New 40 Year Mortgage Lowers House Payments

Mortgage companies will expand the availability of 40 year fixed- rate home mortgages in 2006. 40 year loans are already catching on in California and other areas with high home prices. In 2005, 25% of all new loans in California were 40 year mortgages versus the traditional 30 year loan term.

The 40 year mortgage does carry a slightly higher interest rate than a 30 year loan. But, stretching the loan term lowers the monthly house payment. The reduction in payment can mean the difference between renting and buying for lower income families, or in areas with expensive home prices.

For example, on a $400,000 loan at 6%, the borrower’s monthly payment will be $200 less per month for 40 years, than it would be for the traditional 30 year loan. Although less money goes toward paying off the house, most homeowners never pay off a house, anyway. In the U.S. the average homeowner will sell or refinance their home every seven years.

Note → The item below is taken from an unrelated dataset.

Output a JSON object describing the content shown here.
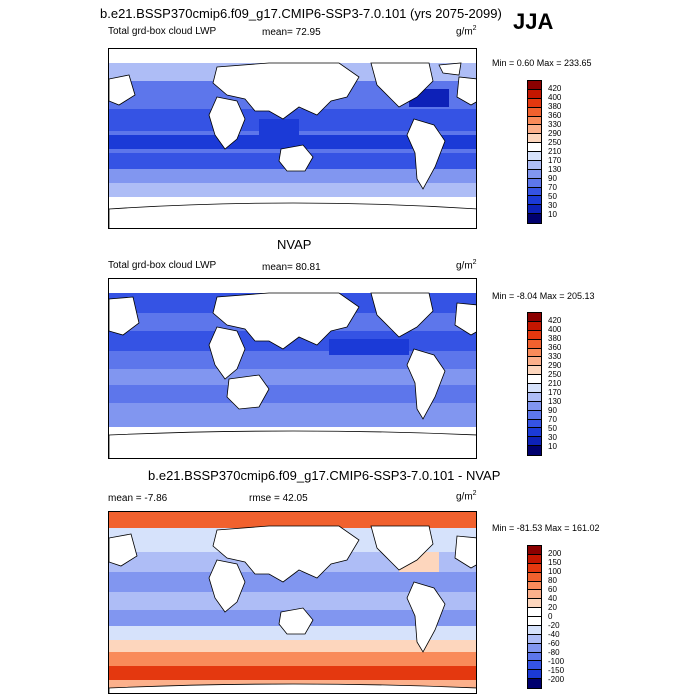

In my opinion, stretching the fixed rate loan term to 40 years is less risky than most Adjustable Rate Mortgages (ARM’s). ARM payments go up as interest rates rise and many have no ceiling on how high your payment can go. ARM’s can spell sticker shock, or worst case, families may face an increase in their payment that exceeds what they can afford.

While 40 year loans may not be for everyone, the product is a safer for those who can not qualify or afford a 30 year fixed rate mortgage. With the 40 year mortgage, at least the loan is fixed and the payment will not change for as long as you need it. If you feel that a 40 year mortgage would be better or safer alternative for you, talk to the lenders and make an informed decision.